Court Opinion

ID: 8477082
Source: CourtListenerOpinion
Date Created: 2022-11-05 15:24:44.467192+00
Date Added: 2024-06-11T16:49:27.167576
License: Public Domain

*163OPINION
PER CURIAM.
Richard Dandar is a Pennsylvania prisoner who submitted a petition for writ of habeas corpus in the United States District Court for the Western District of Pennsylvania in late February 2008. The petition was filed on the receipt of his filing fee on March 11, 2008. In May 2008, the District Court directed the Commonwealth to respond to the petition and to furnish the state court records. The Commonwealth filed a response in June 2008. The state court records arrived in late August 2009. Dandar’s habeas petition remains pending.
Since the time that he filed his petition, Dandar has filed numerous motions in the District Court. In two separate motions, he sought the recusal of the Magistrate Judge and the District Court Judge assigned to his case. He filed an appeal in this Court of the orders denying his motions for recusal. He also filed, for instance, a motion to stay proceedings in the District Court, a motion for release on bail (which he also filed in this Court), motions for injunctive and declaratory relief, and motions to compel. The District Court has dutifully disposed of the motions that Dan-dar filed as they have become ripe for disposition. Dandar continues to file motions (and appeals to this Court related to some of the District Court’s rulings).
Dandar now presents a petition for a writ of mandamus. He seeks a writ of mandamus (or a writ of error or a writ of coram nobis) to compel a ruling and final judgment on his pending habeas petition. In his mandamus petition, he also complains about how he is being housed in prison. Dandar filed two documents after he filed his mandamus petition. In the first one, he explains that he is entitled to mandamus relief because the lack of a ruling on his habeas petition and the delay violate rules of civil procedure and principles of due process, among other things. He also requests that counsel be appointed. Dandar additionally includes a motion for declaratory relief, namely (it appears), a ruling that the District Court is to proceed on the original record in his case. Dandar’s other filing, in which he seems to seek declaratory and injunctive relief, relates to how he is being housed in prison (and the potential repercussions of his housing situation).

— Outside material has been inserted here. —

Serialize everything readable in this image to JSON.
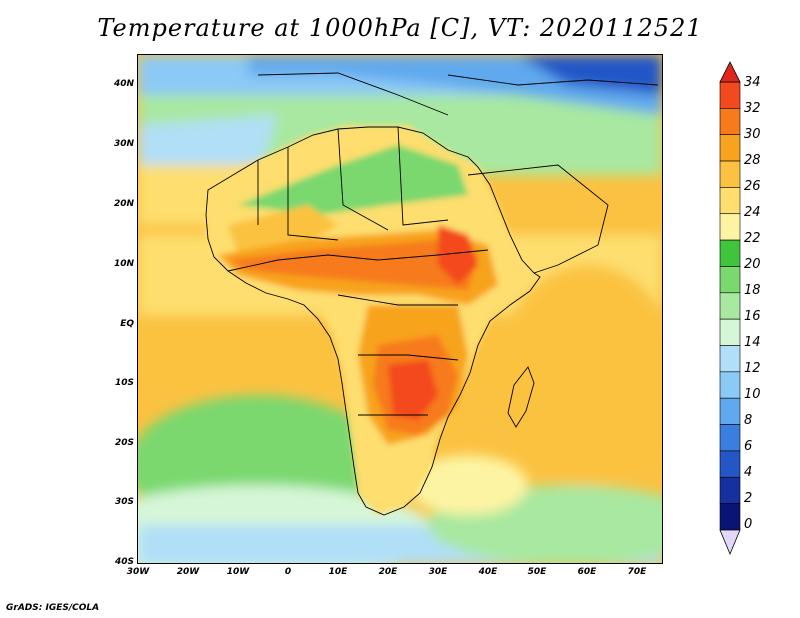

We -will deny Dandar’s petition for a writ of mandamus. Mandamus is an extraordinary remedy. See Kerr v. U.S. Dist. Ct, 426 U.S. 394, 402, 96 S.Ct. 2119, 48 L.Ed.2d 725 (1976). Within the discretion of the issuing court, mandamus traditionally may be “used ... only ‘to confine an inferior court to a lawful exercise of its prescribed jurisdiction or to compel it to exercise its authority when it is its duty to do so.’ ” Id. (citations omitted). Although an appellate court may issue a writ of mandamus when an undue delay in adjudication can be considered a failure to exercise jurisdiction that rises to the level of a due process violation, see Madden v. Myers, 102 F.3d 74, 79 (3d Cir.1996), a writ of mandamus is not appropriate here. Although a considerable amount of time has passed since the initial filing of Dan-dar’s habeas petition, see id., (noting that a seven-month delay in adjudicating a habe-as petition may be “of concern”), much less time has passed since the filing of the state court records required to adjudicate it. Moreover, during the entire time that his habeas petition has been pending, the District Court has been busy deciding the numerous motions that Dandar filed. The District Court has not failed to exercise jurisdiction over Dandar’s case, and we are confident that the District Court will expeditiously rule on Dandar’s petition.

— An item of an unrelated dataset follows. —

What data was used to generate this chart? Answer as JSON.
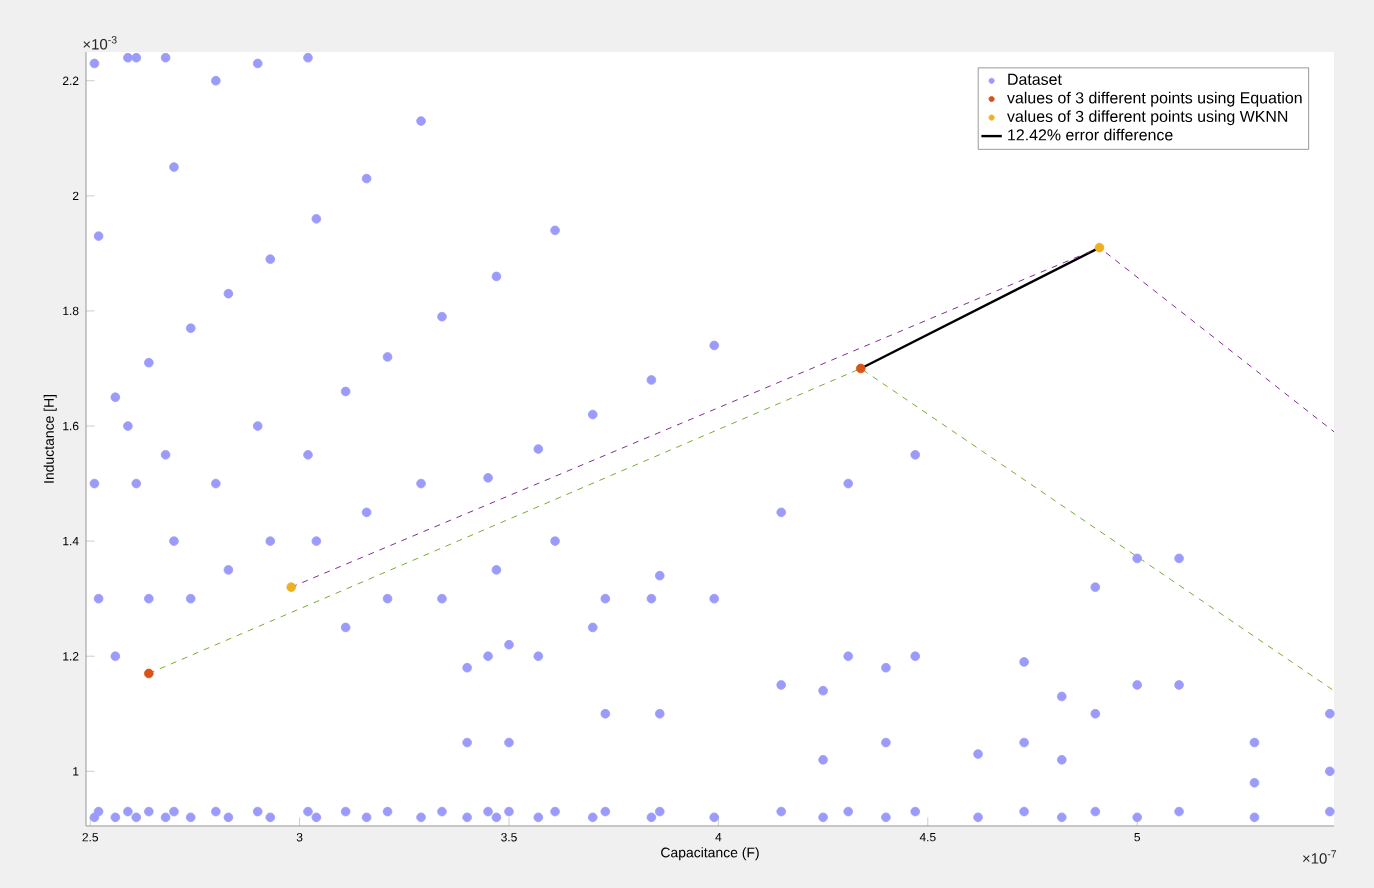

*164For these reasons, we will deny Dan-dar’s mandamus petition.1 We also deny Dandar’s motion for appointment of counsel and his other pending motions (many of which do not relate to this mandamus action or his habeas action in the District Court).

. We also deny his associated requests for a writ of error or a writ of coram nobis. Common law writs are of no help to Dandar in this context. See United States v. Valdez-Pacheco, 237 F.3d 1077, 1079-80 (9th Cir.2001).